News

The good, bad and ugly of foreign football ownership

Who was the Premier League club owner who confessed to having watched cricket and hockey but never football ? This and other questions about foreign club ownership are answered in a new book reviewed by ERIC BROWN.

Maybe Blackburn Rovers were doomed to struggle from the start under the eccentric leadership of Mrs Anuradha Desai. She was disarmingly honest when on taking the hot seat at Rovers she declared: “I have watched cricket and hockey but never football. I know nothing about football.”

OWNER: Anuradha Desai (Laurence Griffiths/Getty Images)

Mrs Desai was head of Venkateshwara Hatcheries of Pune, India, who hit on the idea to widen the global brand of their chicken hatchery company by buying an English Premier League club.

Thus it was that a decade after the death of philanthropic Jack Walker, Rovers were landed with a company clearly possessing more cash than sense when it came to football.

Venky’s were approximately three times richer than dear Jack and at 67 in the top 100 small global companies their turnover was estimated at just over £100million.

Assisting Mrs Desai were brothers Balaji and Venkatash who had 74 motors between them including Rolls Royces, Bentleys and Hummers. Oh and they had six bodyguards too.

At first the family and their riches seemed welcome at Ewood Park with fans anticipating a giant cash infusion and consequent improvement in playing staff and results.

Soon alarm bells began to ring. Mrs Desai’s shock decision to sack manager Sam Allardyce came soon after promising him a modest £5million to spend in the family’s first transfer window as owners. It was all downhill from there.

(Jan Kruger/Getty Images)

Maradona, Stuart Pearce and Martin Jol were mentioned as possible successors to Allardyce but Blackburn got Steve Kean who had replaced Karl Robinson in the head coach role.

After just a single game as caretaker, an uninspiring 1-1 draw with West Ham, Kean was named manager and a month after that, with just two wins in six League games, he was given a three year contract.

To put this in context, after his first six games Brian Clough was still painting the stands at Hartlepool and Fergie was wondering if he’d have to play in goal at East Stirling.

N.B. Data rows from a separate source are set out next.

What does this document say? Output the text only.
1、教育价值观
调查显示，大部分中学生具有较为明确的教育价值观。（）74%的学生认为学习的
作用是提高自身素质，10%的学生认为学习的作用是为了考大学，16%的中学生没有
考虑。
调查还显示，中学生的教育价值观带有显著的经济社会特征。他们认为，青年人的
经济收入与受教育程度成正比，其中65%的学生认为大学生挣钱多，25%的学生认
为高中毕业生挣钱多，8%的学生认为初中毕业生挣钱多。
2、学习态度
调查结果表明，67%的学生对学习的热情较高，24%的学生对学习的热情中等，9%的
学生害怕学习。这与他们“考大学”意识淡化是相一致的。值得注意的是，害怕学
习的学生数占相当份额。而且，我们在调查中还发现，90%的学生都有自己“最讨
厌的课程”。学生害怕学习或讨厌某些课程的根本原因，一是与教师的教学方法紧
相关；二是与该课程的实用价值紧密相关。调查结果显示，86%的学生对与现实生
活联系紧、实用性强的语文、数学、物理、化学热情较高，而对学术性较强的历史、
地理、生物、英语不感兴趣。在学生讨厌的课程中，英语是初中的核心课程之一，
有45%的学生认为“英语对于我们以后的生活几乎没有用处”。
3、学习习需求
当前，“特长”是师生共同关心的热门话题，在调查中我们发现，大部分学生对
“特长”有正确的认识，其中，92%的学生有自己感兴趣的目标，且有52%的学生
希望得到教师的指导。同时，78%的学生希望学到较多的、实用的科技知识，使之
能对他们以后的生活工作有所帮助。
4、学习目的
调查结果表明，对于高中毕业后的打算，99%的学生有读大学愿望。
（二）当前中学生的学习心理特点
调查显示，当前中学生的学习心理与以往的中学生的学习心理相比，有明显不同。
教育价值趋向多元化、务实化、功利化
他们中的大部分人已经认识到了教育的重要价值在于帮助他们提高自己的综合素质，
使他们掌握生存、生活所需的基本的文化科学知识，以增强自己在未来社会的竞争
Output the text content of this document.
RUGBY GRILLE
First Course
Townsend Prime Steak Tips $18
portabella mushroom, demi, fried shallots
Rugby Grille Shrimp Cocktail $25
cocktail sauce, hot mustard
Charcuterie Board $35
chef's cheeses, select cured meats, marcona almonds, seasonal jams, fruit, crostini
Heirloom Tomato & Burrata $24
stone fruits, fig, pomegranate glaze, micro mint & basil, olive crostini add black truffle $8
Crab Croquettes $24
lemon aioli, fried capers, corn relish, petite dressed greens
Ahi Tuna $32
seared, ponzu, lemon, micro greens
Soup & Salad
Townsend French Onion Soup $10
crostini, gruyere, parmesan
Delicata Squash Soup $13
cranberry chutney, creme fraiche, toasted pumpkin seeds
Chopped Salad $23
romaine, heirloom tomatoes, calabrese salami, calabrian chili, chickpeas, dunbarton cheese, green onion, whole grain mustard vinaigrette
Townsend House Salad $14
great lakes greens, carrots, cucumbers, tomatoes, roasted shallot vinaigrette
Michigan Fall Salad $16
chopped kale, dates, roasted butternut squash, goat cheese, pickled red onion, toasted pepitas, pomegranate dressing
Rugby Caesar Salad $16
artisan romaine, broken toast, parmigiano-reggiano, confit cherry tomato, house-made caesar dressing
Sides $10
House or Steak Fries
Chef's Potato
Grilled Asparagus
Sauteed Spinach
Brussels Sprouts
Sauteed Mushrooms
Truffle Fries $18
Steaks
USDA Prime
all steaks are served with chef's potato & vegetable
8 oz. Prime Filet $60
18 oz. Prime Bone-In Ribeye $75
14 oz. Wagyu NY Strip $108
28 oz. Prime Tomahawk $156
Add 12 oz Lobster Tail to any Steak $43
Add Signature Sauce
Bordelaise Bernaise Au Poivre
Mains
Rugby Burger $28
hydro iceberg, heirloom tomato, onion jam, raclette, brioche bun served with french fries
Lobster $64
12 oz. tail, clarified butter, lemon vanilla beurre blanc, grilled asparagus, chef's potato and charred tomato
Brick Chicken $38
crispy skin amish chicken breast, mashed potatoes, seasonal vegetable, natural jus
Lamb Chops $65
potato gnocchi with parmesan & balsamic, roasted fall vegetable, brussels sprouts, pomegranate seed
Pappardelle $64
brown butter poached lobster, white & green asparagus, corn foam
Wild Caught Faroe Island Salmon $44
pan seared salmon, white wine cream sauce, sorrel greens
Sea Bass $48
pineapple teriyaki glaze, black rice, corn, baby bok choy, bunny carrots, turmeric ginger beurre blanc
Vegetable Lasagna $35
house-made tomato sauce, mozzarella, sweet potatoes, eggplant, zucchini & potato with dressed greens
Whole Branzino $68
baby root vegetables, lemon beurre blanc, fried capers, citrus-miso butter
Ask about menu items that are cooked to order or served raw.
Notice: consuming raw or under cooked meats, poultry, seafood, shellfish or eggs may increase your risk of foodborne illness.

The Busbys, Shanklys, Paisleys and Steins did not get three-year contracts until their clubs’ trophy cabinets overflowed. Mrs Desai, it seemed, still had plenty of learning to do.

Keane hardly had time to run the team. He was summoned 14 times to India during his 22 months in charge missing three days training each time.

No wonder Blackburn’s fortunes plummeted. It would be tedious to list all the disasters that befell the club under Indian ownership including relegation.

They can be summed up by saying a glut of disastrous managerial appointments and player signings soon culminated in Rovers fighting to avoid dropping into the third tier.

(Dan Mullan/Getty Images)

As tales of foreign club ownership go it’s among the worst discussed in a readable account by Kuala Lumpur-based Bob Holmes, formerly of the London Evening Standard, The Observer and Telegraph.

He delves into other foreign ownership sagas at Portsmouth, Notts County, Hearts, Nottingham Forest, Wolves, Aston Villa and Queens Park Rangers. Not all such ventures end in tears.

He also describes how Chelsea joined England’s top table thanks to the bottomless purse of one Roman Arkadyevich Abramovich.

Mainly though it’s a tale of ignorance and profligacy which may have you tearing out your hair in frustration and disbelief.

Most of all it will leave you wondering what happened to football’s “Fit and Proper” ownership process particularly when one club’s finances were being run by a convicted fraudster.

*Caesars, Saviours and Suckers, the good the bad and the ugly of football’s foreign owners, by Bob Holmes is published by York Publishing, Price £13.99.